Autoantibodies such as anti-Hu, anti-Ri, and antibodies against amphiphysin are present in some patients exhibiting neurologic symptoms and syndromes such as neuronopathy, encephalitis, opsoclonus/myoclonus syndrome, and stiff-person syndrome. Cancer-associated autoantibodies, such as the antineuronal Ma2, are seen in testicular cancer.

Treatment and therapy: Treatment and therapy are directed toward tumor detection and elimination. Depending on the type of tumor found, this may involve a combination of surgical, chemotherapeutic, and radiologic interventions. Treatment of the paraneoplastic disease itself will often fail if the location of the primary tumor is not established.

Immunosuppression may help in cases with an immune-mediated etiology. Agents used include cyclosporine, antithymocyte globulin, and prednisone.

Prognosis, prevention, and outcomes: Prognosis is widely variable and depends on the clinical presentation of the paraneoplastic disease. For example, disseminated intravascular coagulation may indicate a poor prognosis, while less life-threatening diseases fare better.
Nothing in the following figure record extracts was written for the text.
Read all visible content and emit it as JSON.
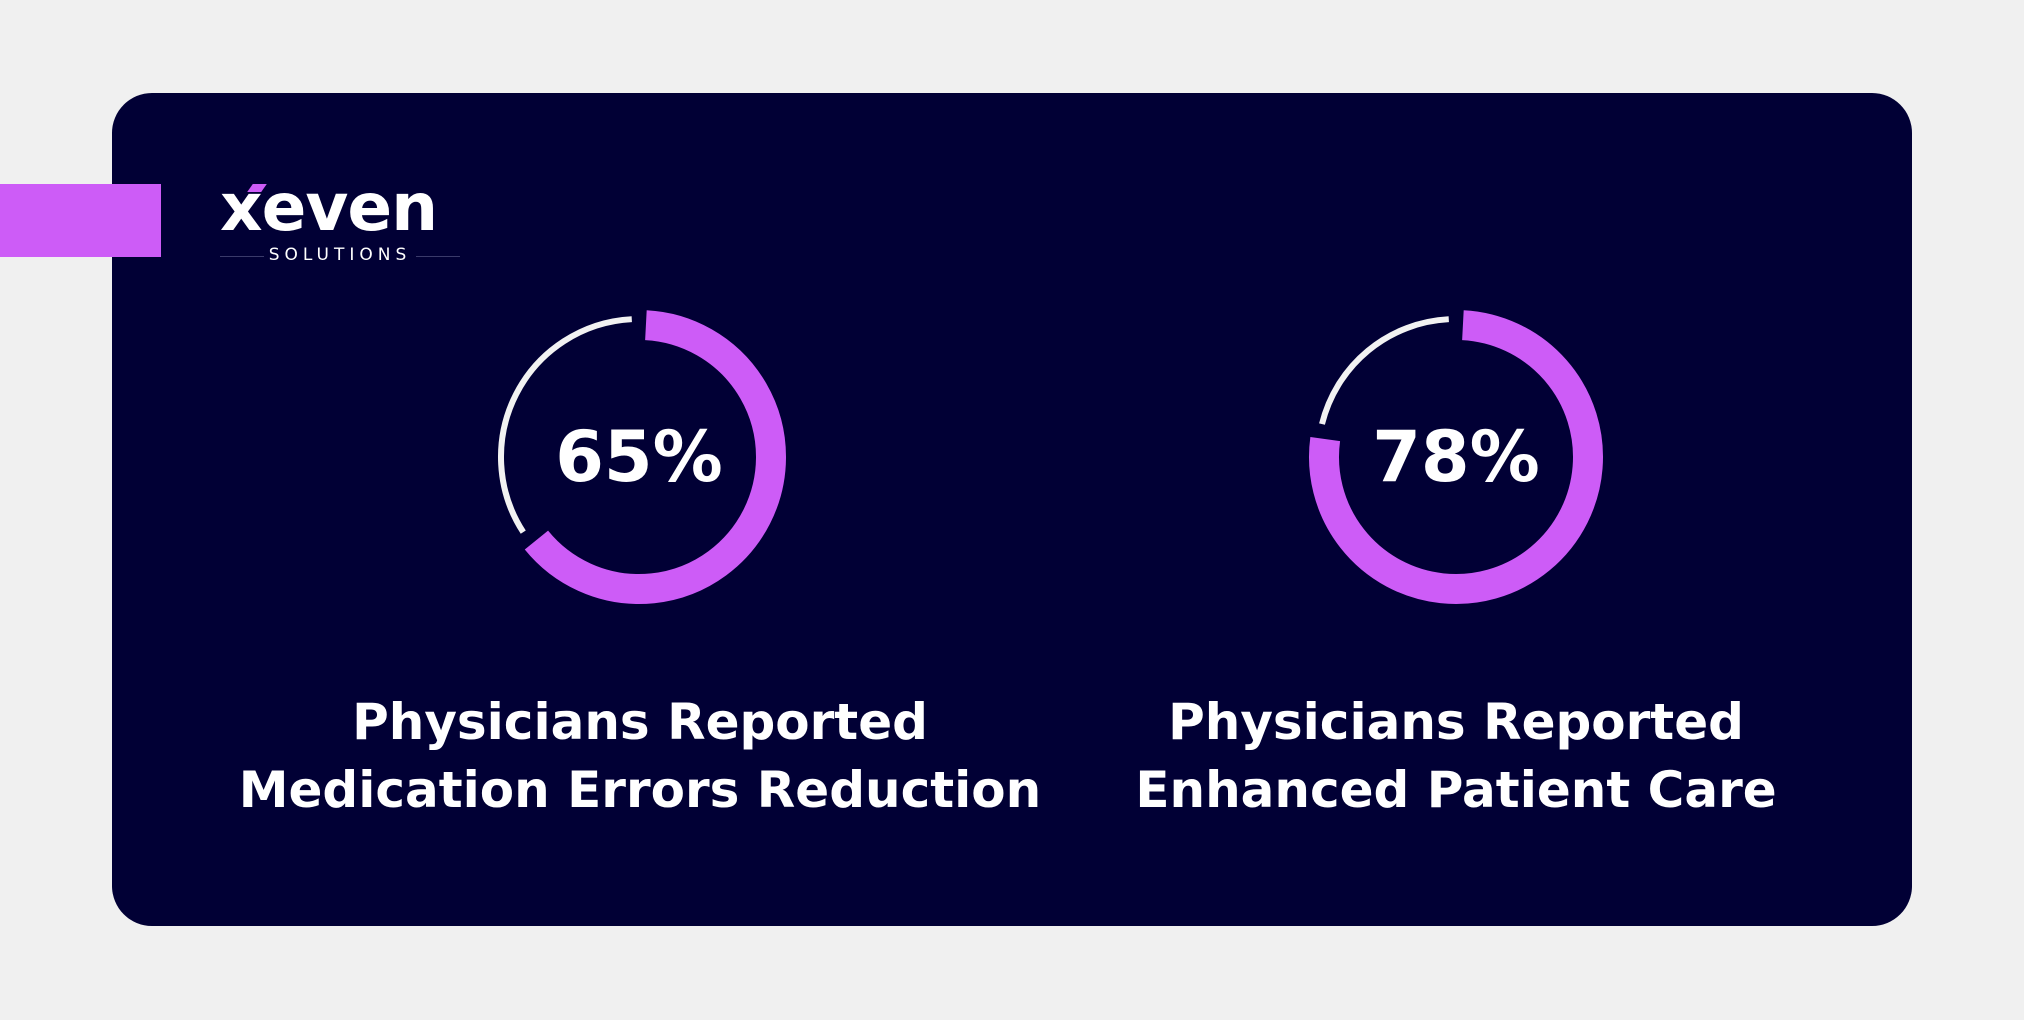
{
  "brand": {
    "name": "xeven",
    "tagline": "SOLUTIONS",
    "accent_color": "#cd5cf7",
    "background_color": "#010035"
  },
  "chart_data": [
    {
      "type": "pie",
      "value_label": "65%",
      "values": [
        65,
        35
      ],
      "caption_line1": "Physicians Reported",
      "caption_line2": "Medication Errors Reduction"
    },
    {
      "type": "pie",
      "value_label": "78%",
      "values": [
        78,
        22
      ],
      "caption_line1": "Physicians Reported",
      "caption_line2": "Enhanced Patient Care"
    }
  ]
}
Generally, treatment of the tumor results in resolution of the paraneoplastic disease. However, the severity of the specific disease may prolong recovery. There are no preventive measures.

Bibliography

Darnell, Robert B., and Jerome B. Posner. Paraneoplastic Syndromes. New York: Oxford UP, 2011.

Graber, Jerome J. “Paraneoplastic Neurologic Syndromes.” Continuum (Minneapolis, Minn.), vol. 29.6, 2023, pp. 1779-1808, doi:10.1212/CON.0000000000001357.

Kelloff, Gary, Ernest T. Hawk, and Caroline C. Sigman, editors. Cancer Chemoprevention. 2 vols., Totowa: Humana, 2005.

Montgomery, Hugh, Neil Goldsack, and Richard Marshall. My First MRCP Book. London: Remedica, 2003.

“Paraneoplastic Syndromes.” National Institute of Neurological Disorders and Stroke, www.ninds.nih.gov/health-information/disorders/paraneoplastic-syndromes. Accessed 28 June 2024.

“Paraneoplastic Syndromes: Symptoms, Types & Treatment.” Cleveland Clinic, 6 Sept. 2022, my.clevelandclinic.org/health/diseases/17938-paraneoplastic-syndromes. Accessed 28 June 2024.

Rose, Noel R., and Ian R. Mackay. The Autoimmune Diseases. 5th ed., Amsterdam: Elsevier/Academic, 2014.

Thapa, Bicky. “Paraneoplastic Syndromes - StatPearls.” NCBI, 31 Mar. 2023, www.ncbi.nlm.nih.gov/books/NBK507890. Accessed 28 June 2024.